Il faut parfois des décennies aux scientifiques pour arriver à une technologie permettant à la science de surpasser la fiction. Dès 1953 par exemple, l’écrivain Isaac Asimov imaginait les voitures du futur qui se conduiraient d’elles-mêmes. Encore aujourd’hui, « les scientifiques se servent régulièrement de la fiction pour inspirer leurs recherches », affirmait André Moreau, physicien au Conseil national de recherches du Canada, lors d’un panel organisé le 5 mai dans le cadre des Journées internationales de la culture scientifique.

Reste que si la fiction peut inspirer la science, le contraire est encore plus vrai, comme en témoignaient les auteurs de science-fiction présents à ce panel. Un avancement dans la recherche peut servir d’idée de départ d’une oeuvre littéraire, expliquait l’écrivaine québécoise Élisabeth Vonarburg ; elle rappelle que certains auteurs ont ce que les amateurs nomment de la Hard Sci-Fi : ils tiennent à ce que leurs histoires collent de près aux connaissances scientifiques.

L’auteur français Jean-Claude Dunyach est lui aussi d’accord pour dire que les avancements de la science servent souvent de canevas. Il raconte que ses premières oeuvres consistaient en des poèmes... expliquant des théories mathématiques.
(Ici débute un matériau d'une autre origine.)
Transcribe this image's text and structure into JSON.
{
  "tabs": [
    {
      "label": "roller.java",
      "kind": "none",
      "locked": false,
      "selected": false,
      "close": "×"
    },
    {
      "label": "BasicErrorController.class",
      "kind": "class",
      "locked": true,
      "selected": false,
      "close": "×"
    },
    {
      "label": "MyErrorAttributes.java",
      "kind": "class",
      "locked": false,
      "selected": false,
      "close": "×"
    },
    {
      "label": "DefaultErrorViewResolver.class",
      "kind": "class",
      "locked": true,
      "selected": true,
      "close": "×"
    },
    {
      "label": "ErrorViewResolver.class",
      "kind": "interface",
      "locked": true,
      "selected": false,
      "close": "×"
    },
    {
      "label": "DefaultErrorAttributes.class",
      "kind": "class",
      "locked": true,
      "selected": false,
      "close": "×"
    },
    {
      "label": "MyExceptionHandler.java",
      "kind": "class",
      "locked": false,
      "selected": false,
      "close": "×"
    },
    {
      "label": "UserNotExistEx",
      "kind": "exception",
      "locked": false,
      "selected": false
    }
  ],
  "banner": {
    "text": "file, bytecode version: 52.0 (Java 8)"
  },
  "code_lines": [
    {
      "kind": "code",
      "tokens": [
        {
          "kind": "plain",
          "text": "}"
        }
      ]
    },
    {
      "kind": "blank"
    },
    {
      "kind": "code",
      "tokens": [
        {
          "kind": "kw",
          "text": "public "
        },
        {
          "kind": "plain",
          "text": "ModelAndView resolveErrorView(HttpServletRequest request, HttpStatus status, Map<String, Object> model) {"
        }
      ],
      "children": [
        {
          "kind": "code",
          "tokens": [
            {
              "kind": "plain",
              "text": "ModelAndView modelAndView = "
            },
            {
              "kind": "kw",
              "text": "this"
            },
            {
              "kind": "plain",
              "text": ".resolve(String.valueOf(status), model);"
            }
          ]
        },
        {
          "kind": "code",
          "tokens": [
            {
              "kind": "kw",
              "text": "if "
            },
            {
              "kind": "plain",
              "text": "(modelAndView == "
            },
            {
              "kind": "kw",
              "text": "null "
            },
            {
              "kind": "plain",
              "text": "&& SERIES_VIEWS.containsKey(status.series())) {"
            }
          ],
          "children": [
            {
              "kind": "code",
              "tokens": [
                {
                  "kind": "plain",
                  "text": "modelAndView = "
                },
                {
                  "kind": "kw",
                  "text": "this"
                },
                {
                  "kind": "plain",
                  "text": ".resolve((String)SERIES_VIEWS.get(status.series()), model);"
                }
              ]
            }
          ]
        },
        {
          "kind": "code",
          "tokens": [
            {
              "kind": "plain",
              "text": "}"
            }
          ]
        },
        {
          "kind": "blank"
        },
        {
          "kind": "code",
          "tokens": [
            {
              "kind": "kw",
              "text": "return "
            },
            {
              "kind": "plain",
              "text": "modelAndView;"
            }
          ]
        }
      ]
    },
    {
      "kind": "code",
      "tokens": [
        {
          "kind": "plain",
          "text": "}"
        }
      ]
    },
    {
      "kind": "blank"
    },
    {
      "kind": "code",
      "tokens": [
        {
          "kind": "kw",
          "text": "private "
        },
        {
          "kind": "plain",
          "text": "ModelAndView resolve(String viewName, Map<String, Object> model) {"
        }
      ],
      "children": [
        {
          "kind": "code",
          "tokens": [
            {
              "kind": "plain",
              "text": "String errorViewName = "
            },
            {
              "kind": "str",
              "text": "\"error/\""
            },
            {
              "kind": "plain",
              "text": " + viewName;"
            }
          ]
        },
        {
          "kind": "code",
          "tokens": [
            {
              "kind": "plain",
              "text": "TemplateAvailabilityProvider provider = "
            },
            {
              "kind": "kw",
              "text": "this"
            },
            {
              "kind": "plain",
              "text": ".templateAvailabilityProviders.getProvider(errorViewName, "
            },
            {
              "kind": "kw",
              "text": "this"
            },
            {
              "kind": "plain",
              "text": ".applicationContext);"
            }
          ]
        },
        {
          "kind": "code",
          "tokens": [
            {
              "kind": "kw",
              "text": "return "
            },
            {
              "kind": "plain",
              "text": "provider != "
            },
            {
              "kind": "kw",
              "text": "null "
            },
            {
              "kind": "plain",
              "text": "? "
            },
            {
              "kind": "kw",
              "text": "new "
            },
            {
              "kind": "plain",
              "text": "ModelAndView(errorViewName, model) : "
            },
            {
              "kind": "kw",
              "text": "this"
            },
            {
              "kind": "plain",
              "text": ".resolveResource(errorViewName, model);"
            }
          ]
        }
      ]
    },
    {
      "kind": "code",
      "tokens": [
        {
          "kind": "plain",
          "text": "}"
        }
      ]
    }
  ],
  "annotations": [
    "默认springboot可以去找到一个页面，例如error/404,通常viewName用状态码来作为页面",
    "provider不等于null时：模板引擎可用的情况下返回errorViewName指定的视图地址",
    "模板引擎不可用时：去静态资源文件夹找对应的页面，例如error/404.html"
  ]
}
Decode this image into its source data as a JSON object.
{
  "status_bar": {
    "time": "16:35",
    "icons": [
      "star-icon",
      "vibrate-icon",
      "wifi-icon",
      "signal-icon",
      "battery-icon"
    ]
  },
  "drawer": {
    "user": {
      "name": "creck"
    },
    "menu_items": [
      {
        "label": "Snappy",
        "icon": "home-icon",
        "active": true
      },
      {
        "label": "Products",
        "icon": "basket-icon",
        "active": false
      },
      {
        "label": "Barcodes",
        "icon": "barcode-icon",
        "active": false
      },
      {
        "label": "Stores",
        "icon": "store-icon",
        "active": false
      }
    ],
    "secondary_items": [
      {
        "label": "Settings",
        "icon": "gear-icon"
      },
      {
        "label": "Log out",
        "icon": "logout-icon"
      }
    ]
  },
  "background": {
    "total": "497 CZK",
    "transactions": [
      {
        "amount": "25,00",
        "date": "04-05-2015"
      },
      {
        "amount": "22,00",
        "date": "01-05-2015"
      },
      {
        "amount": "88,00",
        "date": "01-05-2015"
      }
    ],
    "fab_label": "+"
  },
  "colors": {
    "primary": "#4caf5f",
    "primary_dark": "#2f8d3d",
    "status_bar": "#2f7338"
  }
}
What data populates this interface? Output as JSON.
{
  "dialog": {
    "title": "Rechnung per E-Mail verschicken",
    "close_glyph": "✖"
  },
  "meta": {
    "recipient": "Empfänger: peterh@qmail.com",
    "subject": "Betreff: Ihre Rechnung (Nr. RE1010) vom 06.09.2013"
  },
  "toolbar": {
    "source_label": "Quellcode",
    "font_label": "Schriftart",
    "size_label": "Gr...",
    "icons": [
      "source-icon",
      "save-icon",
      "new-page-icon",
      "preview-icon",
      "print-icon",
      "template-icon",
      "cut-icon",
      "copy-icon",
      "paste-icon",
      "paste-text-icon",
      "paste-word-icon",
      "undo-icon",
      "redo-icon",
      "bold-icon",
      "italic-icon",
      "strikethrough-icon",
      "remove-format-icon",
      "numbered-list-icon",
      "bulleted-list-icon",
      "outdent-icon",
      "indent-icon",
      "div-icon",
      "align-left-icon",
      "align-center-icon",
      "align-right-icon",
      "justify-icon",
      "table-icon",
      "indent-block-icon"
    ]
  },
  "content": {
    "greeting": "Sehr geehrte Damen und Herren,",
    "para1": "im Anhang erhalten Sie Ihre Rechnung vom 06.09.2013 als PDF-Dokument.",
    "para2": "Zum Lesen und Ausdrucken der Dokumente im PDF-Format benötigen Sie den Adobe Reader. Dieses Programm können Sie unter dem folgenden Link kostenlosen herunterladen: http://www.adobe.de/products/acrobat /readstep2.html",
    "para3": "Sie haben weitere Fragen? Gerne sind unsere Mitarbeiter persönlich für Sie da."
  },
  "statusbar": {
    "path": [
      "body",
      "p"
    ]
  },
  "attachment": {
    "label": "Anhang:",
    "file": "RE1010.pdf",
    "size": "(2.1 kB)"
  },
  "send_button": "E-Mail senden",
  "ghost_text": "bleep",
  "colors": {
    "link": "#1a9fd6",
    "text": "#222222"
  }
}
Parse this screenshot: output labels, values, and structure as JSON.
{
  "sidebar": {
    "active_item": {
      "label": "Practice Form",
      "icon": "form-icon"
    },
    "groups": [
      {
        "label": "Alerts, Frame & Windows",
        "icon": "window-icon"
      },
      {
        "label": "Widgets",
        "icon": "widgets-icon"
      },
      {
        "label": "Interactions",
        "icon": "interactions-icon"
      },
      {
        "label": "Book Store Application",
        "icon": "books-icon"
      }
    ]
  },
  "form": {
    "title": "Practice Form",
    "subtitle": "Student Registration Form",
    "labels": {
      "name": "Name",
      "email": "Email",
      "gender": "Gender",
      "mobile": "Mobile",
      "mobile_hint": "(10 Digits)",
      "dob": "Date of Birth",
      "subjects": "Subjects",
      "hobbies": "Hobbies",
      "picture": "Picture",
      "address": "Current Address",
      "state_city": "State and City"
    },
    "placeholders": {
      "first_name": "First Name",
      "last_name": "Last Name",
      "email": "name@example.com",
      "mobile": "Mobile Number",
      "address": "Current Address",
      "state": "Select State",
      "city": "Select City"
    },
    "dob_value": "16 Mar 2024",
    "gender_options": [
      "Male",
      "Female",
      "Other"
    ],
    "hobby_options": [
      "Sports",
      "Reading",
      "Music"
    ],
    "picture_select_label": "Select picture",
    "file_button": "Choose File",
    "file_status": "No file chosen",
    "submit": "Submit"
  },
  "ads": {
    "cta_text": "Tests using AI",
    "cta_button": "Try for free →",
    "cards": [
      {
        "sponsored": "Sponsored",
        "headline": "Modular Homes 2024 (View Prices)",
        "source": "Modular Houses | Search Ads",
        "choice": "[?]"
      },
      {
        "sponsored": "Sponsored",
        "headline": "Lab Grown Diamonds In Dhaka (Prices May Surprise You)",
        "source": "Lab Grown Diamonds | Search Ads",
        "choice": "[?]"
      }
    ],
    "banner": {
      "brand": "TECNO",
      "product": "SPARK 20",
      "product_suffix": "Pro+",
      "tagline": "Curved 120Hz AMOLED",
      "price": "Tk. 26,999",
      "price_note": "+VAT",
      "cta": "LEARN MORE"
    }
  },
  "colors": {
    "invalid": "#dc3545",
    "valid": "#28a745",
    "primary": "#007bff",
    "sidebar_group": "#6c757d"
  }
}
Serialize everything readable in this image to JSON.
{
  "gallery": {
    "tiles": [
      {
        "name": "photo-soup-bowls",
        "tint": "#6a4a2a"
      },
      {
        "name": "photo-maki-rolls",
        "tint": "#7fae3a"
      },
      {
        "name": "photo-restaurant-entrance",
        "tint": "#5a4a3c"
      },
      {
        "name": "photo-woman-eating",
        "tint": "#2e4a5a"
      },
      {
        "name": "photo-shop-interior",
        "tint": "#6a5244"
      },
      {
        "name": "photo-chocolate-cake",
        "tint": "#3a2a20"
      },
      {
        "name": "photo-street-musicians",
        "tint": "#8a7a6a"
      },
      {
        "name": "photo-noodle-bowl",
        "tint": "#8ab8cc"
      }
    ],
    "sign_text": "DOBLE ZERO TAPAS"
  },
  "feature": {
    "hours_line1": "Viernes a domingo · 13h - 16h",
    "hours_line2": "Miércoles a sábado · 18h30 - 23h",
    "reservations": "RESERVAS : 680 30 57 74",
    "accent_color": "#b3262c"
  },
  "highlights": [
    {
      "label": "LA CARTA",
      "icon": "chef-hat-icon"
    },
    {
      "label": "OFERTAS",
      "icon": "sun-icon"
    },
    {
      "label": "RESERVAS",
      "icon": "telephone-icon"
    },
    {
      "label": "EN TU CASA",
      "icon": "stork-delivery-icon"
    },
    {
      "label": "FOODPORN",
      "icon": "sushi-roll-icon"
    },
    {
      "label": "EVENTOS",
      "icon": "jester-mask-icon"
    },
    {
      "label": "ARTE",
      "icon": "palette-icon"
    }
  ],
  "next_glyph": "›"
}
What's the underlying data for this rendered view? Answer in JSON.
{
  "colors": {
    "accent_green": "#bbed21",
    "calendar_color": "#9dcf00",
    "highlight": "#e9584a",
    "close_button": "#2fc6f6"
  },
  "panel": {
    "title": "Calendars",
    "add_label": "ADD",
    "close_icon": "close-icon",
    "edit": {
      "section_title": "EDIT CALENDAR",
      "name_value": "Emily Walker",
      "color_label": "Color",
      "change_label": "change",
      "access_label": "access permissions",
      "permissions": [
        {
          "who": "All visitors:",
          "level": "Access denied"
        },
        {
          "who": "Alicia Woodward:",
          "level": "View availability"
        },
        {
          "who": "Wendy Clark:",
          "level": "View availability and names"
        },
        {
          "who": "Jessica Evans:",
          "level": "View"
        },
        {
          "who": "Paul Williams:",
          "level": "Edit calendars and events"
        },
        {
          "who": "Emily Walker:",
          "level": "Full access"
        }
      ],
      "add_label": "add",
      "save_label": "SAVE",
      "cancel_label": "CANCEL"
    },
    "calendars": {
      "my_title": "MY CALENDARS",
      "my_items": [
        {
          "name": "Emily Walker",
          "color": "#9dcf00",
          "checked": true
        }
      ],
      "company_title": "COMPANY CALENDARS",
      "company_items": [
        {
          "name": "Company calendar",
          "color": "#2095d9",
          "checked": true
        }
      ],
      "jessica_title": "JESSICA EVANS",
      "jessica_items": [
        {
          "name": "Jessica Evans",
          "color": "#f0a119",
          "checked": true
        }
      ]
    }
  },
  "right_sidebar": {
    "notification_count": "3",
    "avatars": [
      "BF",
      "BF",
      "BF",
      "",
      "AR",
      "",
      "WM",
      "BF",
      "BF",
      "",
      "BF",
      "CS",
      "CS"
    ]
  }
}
Selon le romancier et journaliste José Rodrigues Dos Santos, qui complétait la discussion, la fiction peut également servir d’exutoire quand la science a encore besoin de preuves pour confirmer ou infirmer une théorie. « La science est l’instrument le plus puissant que nous avons présentement pour comprendre notre monde, mais elle a ses limites », dit-il. Au contraire de la science, la fiction n’est pas limitée par les lois de la nature...

Le gros avantage de la science-fiction, disent-ils tous, c’est que comme toute forme d’art, elle carbure à l’émotion. Cela permet de créer un contact entre la science et le grand public. « Ce qui rend l’art ou le sport si populaire, ce sont les émotions qu’ils suscitent. Il faut arriver à faire pareil avec la science », soutient M. Dunyach. À cela, Mme Vonarburg répond que l’émerveillement et la fascination que peut susciter la science sont justement des émotions puissantes sur lesquelles miser. M. Moreau conclut en soulignant que la science offre une stimulation intellectuelle qui peut être renouvelée à l’infini.

Intitulé Science et Fiction, le meilleur des deux mondes, ce panel annonçait également Science et Fiction, le thème de l’édition annuelle des 24 heures de science, un ensemble d’activités pour le grand public qui auront lieu les 12 et 13 mai à travers le Québec.